Il flop arriva: 10♥ 7♣ 2♦. Per me è aria totale. Niente coppia, niente progetto, niente backdoor serio (il backdoor è quando un giocatore, per completare un punto , ad esempio scala o colore, ha bisogno di due carte perfette: una al turn e una al river).

L’avversario aggressivo punta mezzo piatto. Tutti foldano. Io ci penso: contro la maggior parte dei giocatori, qui folderei senza pensarci.

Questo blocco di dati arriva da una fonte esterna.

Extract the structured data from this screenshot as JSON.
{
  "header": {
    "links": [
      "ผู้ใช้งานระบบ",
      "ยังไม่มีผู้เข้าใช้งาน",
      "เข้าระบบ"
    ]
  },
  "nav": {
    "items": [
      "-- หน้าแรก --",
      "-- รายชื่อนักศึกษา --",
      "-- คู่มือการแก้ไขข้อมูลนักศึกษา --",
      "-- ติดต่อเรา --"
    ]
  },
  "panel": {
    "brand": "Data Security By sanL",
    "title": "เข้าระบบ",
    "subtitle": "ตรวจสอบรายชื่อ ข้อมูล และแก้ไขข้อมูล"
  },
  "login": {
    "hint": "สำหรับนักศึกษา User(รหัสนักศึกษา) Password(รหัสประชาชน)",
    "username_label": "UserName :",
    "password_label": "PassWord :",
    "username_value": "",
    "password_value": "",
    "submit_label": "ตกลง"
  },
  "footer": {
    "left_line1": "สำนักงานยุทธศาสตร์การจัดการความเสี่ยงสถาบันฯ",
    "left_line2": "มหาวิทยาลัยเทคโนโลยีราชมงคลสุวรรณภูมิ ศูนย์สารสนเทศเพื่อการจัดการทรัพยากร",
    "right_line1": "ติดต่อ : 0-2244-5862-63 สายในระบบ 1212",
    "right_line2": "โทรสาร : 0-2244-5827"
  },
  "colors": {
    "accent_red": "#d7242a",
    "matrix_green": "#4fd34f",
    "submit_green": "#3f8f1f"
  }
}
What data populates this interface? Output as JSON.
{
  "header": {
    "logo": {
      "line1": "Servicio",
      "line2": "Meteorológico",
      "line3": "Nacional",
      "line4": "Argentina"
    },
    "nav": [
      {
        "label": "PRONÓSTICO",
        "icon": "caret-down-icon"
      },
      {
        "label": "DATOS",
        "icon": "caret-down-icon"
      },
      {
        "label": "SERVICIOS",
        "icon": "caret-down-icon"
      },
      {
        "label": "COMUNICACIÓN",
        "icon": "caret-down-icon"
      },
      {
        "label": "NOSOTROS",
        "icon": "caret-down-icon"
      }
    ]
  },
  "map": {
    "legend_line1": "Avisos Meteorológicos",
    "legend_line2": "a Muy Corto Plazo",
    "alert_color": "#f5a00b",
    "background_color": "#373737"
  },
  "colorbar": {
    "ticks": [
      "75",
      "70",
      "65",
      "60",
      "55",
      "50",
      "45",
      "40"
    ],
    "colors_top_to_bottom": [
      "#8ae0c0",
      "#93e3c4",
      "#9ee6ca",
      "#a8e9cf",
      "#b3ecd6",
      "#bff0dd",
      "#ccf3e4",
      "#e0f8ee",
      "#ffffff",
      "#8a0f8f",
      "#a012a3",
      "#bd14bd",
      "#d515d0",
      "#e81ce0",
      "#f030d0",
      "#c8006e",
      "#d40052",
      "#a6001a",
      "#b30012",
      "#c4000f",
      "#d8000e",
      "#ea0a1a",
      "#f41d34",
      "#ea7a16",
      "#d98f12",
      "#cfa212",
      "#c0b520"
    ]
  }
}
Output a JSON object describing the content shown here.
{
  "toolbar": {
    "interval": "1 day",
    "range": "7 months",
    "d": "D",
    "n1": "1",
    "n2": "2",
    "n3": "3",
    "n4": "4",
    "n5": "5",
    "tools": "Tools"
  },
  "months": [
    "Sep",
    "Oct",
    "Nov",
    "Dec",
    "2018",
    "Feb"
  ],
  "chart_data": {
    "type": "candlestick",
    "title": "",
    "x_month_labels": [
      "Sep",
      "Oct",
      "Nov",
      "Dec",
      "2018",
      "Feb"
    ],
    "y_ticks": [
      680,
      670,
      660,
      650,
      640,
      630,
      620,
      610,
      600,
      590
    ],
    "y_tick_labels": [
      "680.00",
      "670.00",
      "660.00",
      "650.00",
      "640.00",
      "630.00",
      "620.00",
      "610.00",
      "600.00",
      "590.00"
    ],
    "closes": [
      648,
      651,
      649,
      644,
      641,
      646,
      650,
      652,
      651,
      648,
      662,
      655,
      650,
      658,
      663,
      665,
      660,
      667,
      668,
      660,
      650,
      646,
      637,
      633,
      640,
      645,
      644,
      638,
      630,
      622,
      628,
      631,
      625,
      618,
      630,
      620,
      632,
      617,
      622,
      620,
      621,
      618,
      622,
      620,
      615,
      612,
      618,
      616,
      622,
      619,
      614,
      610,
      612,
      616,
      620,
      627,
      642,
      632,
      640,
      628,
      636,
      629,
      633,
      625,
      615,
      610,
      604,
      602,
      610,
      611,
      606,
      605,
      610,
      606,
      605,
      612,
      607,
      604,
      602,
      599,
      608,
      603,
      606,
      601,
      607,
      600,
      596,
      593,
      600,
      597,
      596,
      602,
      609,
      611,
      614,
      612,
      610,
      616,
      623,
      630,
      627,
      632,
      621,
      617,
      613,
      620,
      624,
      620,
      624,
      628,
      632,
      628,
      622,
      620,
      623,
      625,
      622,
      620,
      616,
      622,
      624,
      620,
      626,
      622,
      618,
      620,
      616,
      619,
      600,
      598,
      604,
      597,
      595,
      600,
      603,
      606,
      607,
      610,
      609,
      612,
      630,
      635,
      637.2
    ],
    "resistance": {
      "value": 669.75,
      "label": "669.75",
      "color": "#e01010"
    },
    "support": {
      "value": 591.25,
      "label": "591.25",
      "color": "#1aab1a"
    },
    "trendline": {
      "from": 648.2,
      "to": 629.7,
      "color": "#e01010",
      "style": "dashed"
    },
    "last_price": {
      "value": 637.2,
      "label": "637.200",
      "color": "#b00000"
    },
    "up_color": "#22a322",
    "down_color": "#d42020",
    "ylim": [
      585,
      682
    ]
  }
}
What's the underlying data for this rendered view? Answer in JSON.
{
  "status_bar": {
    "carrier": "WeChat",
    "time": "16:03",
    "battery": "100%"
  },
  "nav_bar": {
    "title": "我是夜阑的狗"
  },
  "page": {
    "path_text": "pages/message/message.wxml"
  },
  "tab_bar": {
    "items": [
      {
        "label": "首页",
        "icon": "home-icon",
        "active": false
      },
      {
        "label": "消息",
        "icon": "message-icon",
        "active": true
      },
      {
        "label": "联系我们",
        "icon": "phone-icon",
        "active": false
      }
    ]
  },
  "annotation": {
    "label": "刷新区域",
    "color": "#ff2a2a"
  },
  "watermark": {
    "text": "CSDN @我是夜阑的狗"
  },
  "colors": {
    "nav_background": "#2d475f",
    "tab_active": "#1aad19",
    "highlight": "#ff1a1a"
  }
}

Ma con lui è diverso. Conosco il suo betting pattern: ama c-bettare (fare continuation bet) quasi sempre, soprattutto su board secchi. Questo è proprio uno di quei board.

Decido di fare call. Non sto inseguendo le carte, sto inseguendo la coerenza della sua storia.

Turn: una gutshot e un primo segnale

Il turn porta una Q♣. Ora ho una scala ad incastro (detta anche gutshot): mi serve un 9 per chiudere scala.

Lui questa volta fa check. È il primo segnale che qualcosa non torna: se avesse una mano forte, continuerebbe a puntare per valore. Io checko dietro.

River: una carta vuota e un all-in improvviso

Il river è un 3♣. Per me non cambia nulla. Non chiudo la scala, non chiudo colore, non miglioro.

Ed è qui che succede qualcosa di strano: il mio avversario va all-in.

Una mossa enorme, su un board che non è particolarmente pericoloso e dopo un turn checkato.

Ripercorro mentalmente la mano:

  • flop: puntata standard su board secco
  • turn: check su una carta che poteva aiutarlo
  • river: all-in improvviso su carta innocua

La storia che sta raccontando non sta in piedi. Se avesse una mano forte, non avrebbe giocato così.

Ho in mano solo Re alto. Ma tutto, dentro di me, urla “non ha niente”.

Dopo qualche secondo che sembrava un’eternità, dico: “Call.”

Lui gira K♠ 9♠. Assoluto nulla. Il mio Re alto è buono.

Analisi: perché questo era un hero call sensato

  • Betting pattern incoerente: aggressivo al flop, passivo al turn, all-in folle al river.
  • Board poco connesso: non c’erano molti punti forti logici da rappresentare.
  • Tipo di giocatore: amava bluffare, l’avevo visto farlo più volte.
  • River inutile: la carta non cambiava realmente la forza delle mani.

Non è stato un colpo di fortuna. È stata la somma di osservazione, esperienza e analisi. E sì, anche un po’ di coraggio.